Don’t Burn Out, Burn Bright: A Monologue [Special]

Don’t Burn Out, Burn Bright: A Monologue [Special]

Posted 23/01/2023

If I told you that I was going to end my academic career, how would you react?

That’s what I asked my friend, Kevin, on August 4, 2021.

At that moment, he was both the closest and farthest away to me. But I guess distance lets you be, allows you to be closer to someone. To be brutally honest when uttering those words seems inconceivable. Whatever it is you’ve been keeping to yourself, whether knowingly or unknowingly so.

He asked me to take the time to clarify my sudden query. It didn’t matter how long it would take. He would study every single word with care.

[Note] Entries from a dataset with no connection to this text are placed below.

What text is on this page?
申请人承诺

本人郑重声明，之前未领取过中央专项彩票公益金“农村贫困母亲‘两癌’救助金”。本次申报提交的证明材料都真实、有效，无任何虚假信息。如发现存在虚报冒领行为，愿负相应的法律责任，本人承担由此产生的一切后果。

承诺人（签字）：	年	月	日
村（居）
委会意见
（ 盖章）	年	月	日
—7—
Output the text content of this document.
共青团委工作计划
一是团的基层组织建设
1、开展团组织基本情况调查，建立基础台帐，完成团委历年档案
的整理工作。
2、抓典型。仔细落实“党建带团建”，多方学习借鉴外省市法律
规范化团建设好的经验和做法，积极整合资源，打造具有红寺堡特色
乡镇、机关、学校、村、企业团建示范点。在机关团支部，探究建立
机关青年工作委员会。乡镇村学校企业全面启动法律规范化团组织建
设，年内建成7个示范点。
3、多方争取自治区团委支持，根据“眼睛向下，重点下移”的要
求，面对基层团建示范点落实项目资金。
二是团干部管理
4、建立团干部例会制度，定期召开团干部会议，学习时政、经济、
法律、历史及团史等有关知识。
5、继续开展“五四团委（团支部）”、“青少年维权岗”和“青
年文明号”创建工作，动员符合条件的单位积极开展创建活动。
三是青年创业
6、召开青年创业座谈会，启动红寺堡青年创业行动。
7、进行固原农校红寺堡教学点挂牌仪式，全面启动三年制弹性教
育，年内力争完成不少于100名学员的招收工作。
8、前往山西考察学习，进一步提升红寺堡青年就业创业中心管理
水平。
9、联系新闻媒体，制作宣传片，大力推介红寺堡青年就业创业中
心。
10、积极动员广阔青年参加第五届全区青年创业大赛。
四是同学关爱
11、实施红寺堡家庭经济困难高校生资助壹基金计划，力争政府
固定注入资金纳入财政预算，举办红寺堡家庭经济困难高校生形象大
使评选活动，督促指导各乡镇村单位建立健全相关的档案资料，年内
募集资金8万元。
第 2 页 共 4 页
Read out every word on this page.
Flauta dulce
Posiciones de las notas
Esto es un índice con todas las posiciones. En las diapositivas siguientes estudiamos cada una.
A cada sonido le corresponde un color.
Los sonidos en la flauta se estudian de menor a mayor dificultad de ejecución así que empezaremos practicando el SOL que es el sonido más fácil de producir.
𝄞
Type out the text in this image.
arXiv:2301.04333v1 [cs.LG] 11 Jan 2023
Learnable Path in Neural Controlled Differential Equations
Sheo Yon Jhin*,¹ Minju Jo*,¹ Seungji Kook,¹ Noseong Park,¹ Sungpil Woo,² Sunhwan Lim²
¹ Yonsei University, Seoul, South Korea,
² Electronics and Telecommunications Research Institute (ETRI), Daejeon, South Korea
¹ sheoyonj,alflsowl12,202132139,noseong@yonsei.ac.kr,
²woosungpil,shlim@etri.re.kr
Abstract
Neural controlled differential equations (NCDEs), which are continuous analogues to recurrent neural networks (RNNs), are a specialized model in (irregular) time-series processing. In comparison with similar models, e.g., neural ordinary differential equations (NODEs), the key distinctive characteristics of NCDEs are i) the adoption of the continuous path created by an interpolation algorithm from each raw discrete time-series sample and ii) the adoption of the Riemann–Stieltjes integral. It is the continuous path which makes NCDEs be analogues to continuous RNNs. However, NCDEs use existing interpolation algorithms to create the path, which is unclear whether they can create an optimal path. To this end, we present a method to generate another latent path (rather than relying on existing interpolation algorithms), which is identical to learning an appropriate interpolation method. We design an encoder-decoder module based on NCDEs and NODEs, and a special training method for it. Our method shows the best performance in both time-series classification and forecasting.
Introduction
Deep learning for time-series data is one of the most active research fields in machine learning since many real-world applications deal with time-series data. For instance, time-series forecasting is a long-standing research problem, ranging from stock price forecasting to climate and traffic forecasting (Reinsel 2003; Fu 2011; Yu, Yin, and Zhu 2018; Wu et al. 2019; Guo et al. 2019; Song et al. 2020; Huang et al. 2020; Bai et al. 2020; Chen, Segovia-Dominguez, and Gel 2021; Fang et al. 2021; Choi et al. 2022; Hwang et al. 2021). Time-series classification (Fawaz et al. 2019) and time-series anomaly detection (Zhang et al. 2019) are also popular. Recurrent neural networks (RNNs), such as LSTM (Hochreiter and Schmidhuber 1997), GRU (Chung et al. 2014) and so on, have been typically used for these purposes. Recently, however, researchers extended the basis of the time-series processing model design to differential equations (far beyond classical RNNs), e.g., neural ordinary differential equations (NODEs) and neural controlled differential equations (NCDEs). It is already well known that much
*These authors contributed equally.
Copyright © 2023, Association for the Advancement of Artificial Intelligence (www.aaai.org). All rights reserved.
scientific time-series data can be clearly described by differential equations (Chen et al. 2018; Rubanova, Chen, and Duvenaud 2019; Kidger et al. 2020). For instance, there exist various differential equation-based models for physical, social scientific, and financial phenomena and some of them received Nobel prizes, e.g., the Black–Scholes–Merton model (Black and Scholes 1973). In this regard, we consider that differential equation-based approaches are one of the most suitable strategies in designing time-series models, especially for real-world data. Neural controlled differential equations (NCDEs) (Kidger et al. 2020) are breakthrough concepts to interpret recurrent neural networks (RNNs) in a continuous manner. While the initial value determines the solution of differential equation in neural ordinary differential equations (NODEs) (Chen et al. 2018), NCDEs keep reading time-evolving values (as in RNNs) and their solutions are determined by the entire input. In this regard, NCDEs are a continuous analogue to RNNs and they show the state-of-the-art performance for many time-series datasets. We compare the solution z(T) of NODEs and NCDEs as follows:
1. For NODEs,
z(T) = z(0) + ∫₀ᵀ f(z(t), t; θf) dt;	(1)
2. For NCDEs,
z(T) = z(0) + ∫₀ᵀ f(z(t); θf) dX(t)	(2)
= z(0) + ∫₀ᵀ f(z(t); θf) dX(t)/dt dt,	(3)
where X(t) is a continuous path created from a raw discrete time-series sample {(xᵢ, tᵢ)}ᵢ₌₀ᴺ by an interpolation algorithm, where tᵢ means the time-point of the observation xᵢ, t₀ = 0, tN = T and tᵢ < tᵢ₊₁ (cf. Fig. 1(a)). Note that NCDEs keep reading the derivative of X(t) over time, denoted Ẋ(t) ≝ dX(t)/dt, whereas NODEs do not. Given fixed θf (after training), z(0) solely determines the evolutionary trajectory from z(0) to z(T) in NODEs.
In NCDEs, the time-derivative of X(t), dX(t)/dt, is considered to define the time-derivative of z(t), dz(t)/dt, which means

I was not to spare any detail.

I told him everything. I was honest with him then, as I’m going to be now. This is my turning point.

***

A few weeks prior to my professional existential meltdown, I had gotten married to my loving husband. The wedding had been a great success. After all the COVID stress, we had had the privilege to celebrate with our friends and family. A couple of days later, we went on our honeymoon. All was great.

It wasn’t until we came back that reality set in. I remember sitting behind my computer screen. I had to work on a proposal and integrate the feedback I had received. For a moment, I stared at the open document on my screen. That’s when it hit me: I had no idea where to start. The comments in the right pane jumbled together. I had an overwhelming sensation of being incapable of doing anything. It was physically impossible.

Then, everything went red. Sheets of paper ripped out of an agenda were being thrown at my face, all marked with red crosses all over. It felt as if I was being buried alive underneath the deadlines that I knew I wasn’t going to meet.

Red. Everything was red.

Meanwhile my family was sitting at the dining-room table laughing. Laughing because they were having a great time. I wasn’t. And I thought to myself: Is this how my life is going to be? Am I going to continue being the one sitting in the dark corner not laughing?

I looked back at that damn screen. And I wished, I wished I could smash it against the brick wall and be done with it.

I was fighting against the tears that were welling up inside. As hard as I tried, I couldn’t. It was too difficult. I had to leave.

I started to recount my feelings. As I put it all in writing, those feelings, even the nonexistent feelings, the tears kept streaming down my face. The phone screen became blurry, as my eyes overflew with the sadness that had accumulated over the years. The feeling of being demotivated, unwilling to get up in the morning, hating what I was doing and how it had changed me was overpowering.

I was disgusted by myself, by the task at hand. I was angry. But most of all, I didn’t want to feel like this anymore. It had to stop.

It was all so unlike me and who I am. I used to be happy, smile, laugh. That’s the person my husband had fallen in love with. My mother-in-law used to tell me how she adored hearing my laughter. It was contagious. But all of that had faded throughout the past five or so years. All because I thought that who I had become was who I was doomed to be.

And I had lost. I had lost someone. I had lost someone without even realizing it was happening. I had lost her piece by piece, little by little. I had lost my true self.

My Dad once told me that there are two types of people in the world. There are the ones who make it their life’s purpose to find someone to blame for their misery. Then, there are the ones who identify the problem and do everything in their power to find a solution. I’d like to think that I am the latter type. Instead of falling further down the rabbit hole, blaming the world for my existential crisis, I needed to take my life into my own hands and make a change for myself. Even though it scared me shitless not knowing what was next. An inescapable void lied ahead. The thought of having to face others, the pressure of having to account for my actions without a backup plan was terrifying.

But I was going to heal. Revive my broken self. Regain the strength to restore what I had lost. Try new things, then change my mind if it wasn’t what I had imagined. Because what good does it do to burn out doing something that annihilates your true self, your identity? Shouldn’t you rather burn bright doing whatever makes you feel alive, gives your life purpose? Something that gets you up in the morning. Maybe even something that keeps you awake at night because you’re so excited, you can’t wait to get up and do it. Something that gives you a sense of fulfillment. It doesn’t matter whether that thing is your job or your hobby. Whatever makes you thrive matters.

It may take a month, a year, or ten years before you achieve your goal. Maybe you’ll realize down the road that it’s not what you wanted, and you try something else. But once you’ve found it, whatever that it is, embrace it, hold on to it, scream it from the rooftops, break out in song, say it out loud and say it with pride.

My name is Anika K. Clausen. I’m a writer.

First performed at a story-night event “Tell” in Zürich, Switzerland on January 13, 2023.